The Russian Central Bank must also integrate cryptocurrency payments with the national payment system, which consists of the national payment card system, the fast payment system, the central bank payment system, the deposit system, and the financial information system.

The Russian Central Bank may achieve the first cross-border cryptocurrency payment by the end of 2024. However, to achieve this goal, Russia not only needs to design appropriate technical systems but also needs to figure out where and how to obtain enough cryptocurrency to service billions of dollars in foreign trade turnover.

Can this bypass sanctions?

If Russia's plan to bypass the Western financial system using cryptocurrencies is to succeed, legalizing cryptocurrency payments in Russia alone is not enough. Its trading partners must also accept such payments, which may still be difficult.

For example, in China, cryptocurrencies have been banned since 2021. (This ban does not apply to Hong Kong.) In order to use cryptocurrencies in transactions with Russia's largest trading partner, Moscow will have to use a series of intermediary organizations, which will increase transaction costs.
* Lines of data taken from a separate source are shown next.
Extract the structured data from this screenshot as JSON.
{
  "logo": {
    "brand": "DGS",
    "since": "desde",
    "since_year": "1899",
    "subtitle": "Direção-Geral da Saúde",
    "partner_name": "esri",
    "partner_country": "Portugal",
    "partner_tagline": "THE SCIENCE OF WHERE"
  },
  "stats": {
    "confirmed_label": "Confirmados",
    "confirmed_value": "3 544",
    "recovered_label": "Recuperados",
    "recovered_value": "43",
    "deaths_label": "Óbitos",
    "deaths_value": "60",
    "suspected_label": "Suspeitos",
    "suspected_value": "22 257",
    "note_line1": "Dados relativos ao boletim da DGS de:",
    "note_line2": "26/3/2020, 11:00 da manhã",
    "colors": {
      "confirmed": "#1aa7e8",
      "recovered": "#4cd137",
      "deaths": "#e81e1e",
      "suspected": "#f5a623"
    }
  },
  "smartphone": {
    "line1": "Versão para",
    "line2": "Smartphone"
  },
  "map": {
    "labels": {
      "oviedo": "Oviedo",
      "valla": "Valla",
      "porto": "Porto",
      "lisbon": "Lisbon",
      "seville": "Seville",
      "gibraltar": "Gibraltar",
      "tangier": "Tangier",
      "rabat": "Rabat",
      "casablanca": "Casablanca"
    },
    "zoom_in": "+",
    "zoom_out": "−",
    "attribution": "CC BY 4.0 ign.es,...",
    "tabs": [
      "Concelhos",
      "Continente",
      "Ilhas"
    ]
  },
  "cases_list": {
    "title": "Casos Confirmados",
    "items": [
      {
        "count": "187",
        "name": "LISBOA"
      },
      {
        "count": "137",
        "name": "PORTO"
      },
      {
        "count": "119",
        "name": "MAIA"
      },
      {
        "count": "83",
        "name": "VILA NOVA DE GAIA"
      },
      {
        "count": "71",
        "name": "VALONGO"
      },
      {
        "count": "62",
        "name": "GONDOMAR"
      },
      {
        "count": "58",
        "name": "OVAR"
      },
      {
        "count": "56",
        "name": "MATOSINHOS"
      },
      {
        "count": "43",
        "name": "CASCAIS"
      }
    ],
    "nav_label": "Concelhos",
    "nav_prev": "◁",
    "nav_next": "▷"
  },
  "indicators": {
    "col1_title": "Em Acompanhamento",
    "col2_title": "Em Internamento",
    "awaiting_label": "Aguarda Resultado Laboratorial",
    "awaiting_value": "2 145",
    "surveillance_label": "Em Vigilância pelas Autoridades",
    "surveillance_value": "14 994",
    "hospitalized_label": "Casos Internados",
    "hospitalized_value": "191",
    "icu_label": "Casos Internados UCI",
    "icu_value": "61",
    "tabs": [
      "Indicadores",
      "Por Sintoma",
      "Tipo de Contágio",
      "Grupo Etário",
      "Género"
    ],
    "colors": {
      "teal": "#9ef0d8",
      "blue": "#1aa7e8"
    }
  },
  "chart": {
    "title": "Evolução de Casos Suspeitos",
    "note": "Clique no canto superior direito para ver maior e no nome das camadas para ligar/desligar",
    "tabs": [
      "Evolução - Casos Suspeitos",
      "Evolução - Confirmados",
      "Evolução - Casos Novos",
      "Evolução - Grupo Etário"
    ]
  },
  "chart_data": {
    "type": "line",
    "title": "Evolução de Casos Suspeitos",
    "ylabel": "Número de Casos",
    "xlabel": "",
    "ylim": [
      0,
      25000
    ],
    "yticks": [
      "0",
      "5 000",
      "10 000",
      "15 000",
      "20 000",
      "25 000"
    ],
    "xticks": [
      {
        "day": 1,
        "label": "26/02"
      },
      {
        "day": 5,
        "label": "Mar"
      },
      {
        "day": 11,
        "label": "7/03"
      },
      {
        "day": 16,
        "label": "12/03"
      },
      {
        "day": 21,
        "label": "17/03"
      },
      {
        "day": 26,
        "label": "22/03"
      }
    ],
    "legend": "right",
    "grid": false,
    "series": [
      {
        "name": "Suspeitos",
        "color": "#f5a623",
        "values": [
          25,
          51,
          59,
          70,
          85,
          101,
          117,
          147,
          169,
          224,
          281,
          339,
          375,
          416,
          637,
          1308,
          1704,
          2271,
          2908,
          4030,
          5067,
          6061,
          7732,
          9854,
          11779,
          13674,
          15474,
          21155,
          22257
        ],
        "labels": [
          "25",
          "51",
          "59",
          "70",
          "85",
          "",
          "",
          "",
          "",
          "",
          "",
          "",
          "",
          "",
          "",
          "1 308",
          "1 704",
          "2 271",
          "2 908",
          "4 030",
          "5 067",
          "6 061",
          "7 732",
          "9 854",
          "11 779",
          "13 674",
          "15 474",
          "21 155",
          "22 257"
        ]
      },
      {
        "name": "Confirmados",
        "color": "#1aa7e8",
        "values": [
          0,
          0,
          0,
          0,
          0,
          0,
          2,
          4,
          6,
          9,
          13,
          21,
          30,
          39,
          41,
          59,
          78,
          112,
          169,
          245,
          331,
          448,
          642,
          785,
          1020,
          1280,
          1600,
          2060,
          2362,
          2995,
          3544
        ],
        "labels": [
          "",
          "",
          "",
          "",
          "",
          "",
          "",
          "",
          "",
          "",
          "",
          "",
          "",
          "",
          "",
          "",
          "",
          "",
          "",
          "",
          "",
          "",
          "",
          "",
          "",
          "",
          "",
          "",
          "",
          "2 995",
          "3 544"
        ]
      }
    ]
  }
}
Russia's other BRICS partners—Brazil, India, and South Africa—do not seem eager to legalize cryptocurrencies for international payments.

The cryptocurrency market is no longer an unregulated area free from rules or government oversight. Cryptocurrency exchanges operate according to financial monitoring standards and must comply with Western sanctions to avoid secondary restrictions.

Ukrainian cryptocurrency analysts believe that Russia's new plan is essentially shooting itself in the foot. Cryptocurrency transactions may make it easier for Western governments to expand the scope of sanctions.

"Tracking all participants in blockchain transactions is easy because they are recorded in the blocks. There are many companies around the world that can analyze these things. Once Russian companies start using cryptocurrencies, it will be much easier to find their trading partners," said Nataliia Drik, President of the Ukrainian Blockchain Association.

In addition, using stablecoins in international trade will make Russian companies more susceptible to further restrictions, which seems inevitable.

The National Bank of Ukraine stated: "Pressure from sanctions on individuals (especially participants in the Russian Central Bank's cryptocurrency pilot project) and new areas of the Russian economy will increase, such as the adoption of additional measures to restrict Russian customers' access to the stablecoin market pegged to the US dollar, which, according to several news investigations, Russian companies use for settlements."